Ever since, I’ve wanted to do a traverse using the Boquet River/Round Pond instead of Elk Lake. Since the summer gate is closed at the latter, I convinced hiking legend Joe Bogardus (aka Joe Cedar, because “cedars get stronger with age”) to spot a car and hike the former.
We started from Round Pond, expecting to get wet both from rain/melting snow and sweat — it was a balmy 32°F at 6:20 AM. The snow was in better shape than during my climb of Marcy/Skylight/Gray the day before, so we made it the first 4 miles in microspikes without snow clinging to everything. A bit farther on, we turned up.
Up, and up. This trail to Dix Mountain is the steepest approach of at least a mile to any Adirondack summit. There is even a leveling off near the top, meaning that the middle is just straight up.
Here I wasn’t sure what would happen. I was with a strong, fast hiker, on my fifth consecutive hiking day. I didn’t want to hold him back, but at the same time knew that we had a lot of climbing ahead of us, so I just kept my pace. It wasn’t too different from Joe’s, who near the top stopped to tell me, “you passed.” Talk about high praise!
The wind was whipping on 4,857-foot Dix Mountain, so I snapped the only pictures of the day and we sped off. I led down and up to Hough, the portion I messed up solo, so it felt good to exorcise that demon.

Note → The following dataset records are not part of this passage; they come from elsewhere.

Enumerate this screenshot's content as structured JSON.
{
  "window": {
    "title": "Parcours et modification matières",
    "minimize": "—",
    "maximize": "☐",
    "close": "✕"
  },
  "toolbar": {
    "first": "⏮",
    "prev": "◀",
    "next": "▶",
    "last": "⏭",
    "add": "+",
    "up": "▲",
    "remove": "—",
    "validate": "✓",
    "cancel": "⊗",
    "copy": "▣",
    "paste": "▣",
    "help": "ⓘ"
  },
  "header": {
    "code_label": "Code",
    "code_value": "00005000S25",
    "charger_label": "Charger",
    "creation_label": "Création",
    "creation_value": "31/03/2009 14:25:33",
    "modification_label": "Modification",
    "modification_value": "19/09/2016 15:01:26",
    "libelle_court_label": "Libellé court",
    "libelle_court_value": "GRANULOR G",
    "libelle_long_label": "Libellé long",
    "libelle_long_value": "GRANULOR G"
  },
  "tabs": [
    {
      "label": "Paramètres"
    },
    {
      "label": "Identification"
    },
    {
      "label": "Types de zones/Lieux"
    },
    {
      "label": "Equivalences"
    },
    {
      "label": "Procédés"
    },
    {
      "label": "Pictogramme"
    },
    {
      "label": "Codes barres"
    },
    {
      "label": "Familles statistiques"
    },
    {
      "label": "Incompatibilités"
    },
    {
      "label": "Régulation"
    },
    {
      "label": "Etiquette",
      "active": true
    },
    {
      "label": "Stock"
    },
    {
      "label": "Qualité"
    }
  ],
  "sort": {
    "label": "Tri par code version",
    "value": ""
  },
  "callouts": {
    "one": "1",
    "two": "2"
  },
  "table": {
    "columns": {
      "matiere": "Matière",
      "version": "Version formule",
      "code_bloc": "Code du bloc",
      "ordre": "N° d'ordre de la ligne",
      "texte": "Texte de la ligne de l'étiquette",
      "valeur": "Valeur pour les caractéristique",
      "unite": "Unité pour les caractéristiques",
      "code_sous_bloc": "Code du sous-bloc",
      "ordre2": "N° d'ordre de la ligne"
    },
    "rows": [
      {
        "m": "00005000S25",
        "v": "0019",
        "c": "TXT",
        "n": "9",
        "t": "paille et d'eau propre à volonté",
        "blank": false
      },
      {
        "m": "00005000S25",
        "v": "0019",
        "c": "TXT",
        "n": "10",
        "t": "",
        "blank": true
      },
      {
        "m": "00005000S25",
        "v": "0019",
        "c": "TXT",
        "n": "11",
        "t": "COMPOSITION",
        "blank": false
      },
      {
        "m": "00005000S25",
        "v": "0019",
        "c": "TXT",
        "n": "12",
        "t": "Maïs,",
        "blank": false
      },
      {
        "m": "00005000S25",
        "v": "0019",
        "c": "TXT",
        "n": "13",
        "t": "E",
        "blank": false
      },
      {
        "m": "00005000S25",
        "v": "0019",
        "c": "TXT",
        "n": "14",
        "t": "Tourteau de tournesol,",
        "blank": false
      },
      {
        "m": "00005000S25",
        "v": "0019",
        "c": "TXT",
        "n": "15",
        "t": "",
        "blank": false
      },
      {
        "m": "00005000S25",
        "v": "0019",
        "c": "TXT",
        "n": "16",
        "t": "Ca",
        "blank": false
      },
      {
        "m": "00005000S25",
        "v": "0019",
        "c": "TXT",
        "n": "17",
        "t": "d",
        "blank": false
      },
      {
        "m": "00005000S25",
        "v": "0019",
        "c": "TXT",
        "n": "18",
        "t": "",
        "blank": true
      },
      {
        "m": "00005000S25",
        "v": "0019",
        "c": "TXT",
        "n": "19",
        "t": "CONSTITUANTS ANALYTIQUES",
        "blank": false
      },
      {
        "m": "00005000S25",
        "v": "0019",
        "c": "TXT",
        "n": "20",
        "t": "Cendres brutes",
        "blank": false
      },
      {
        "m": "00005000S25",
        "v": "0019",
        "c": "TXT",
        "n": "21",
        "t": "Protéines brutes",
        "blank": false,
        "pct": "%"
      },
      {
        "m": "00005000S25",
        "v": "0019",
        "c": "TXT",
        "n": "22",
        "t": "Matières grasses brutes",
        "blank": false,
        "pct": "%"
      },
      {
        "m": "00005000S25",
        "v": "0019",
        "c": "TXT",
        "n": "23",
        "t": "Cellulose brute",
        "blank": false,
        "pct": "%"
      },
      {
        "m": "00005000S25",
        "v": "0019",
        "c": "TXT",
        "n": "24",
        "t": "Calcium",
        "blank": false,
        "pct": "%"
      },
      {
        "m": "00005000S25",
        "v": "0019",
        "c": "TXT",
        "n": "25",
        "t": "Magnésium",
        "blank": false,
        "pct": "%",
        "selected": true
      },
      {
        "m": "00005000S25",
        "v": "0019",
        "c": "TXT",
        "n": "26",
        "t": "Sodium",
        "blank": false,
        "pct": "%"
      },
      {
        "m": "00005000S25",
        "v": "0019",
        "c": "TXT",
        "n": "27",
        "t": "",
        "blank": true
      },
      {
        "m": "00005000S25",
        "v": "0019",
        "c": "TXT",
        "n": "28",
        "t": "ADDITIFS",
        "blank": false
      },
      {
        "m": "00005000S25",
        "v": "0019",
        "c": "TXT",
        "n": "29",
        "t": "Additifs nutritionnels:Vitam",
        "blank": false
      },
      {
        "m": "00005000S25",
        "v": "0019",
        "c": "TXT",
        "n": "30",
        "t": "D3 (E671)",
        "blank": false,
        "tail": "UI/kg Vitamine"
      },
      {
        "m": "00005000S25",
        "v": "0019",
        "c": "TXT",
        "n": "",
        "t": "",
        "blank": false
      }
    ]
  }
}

Joe led the rest of the day, and his motor just kept running. His fleet footing made it hard for me to keep up descending, but not enough to get too far separated, and we would ascend together. We climbed to Macomb first, then snacked on South Dix, then finally Grace.
After Grace, we descended a tricky and sometimes sketchy herd path that hooked up with the South and North forks of the Boquet River. Joe kindly showed me which river crossings collapse, so my boots stayed dry. I doubt I would have cared since it was 60°F by this point. I was baking.
We made it back to the car, 15.6 miles/5,600 vertical feet and 9.5 hours later. Joe was great to hike with, just as I’d assumed, the route was as interesting as I’d imagined, and I did better than both he and I expected. For five consecutive days of hiking, accumulating 87 miles and 27,000 vertical feet, I couldn’t have asked for a better day.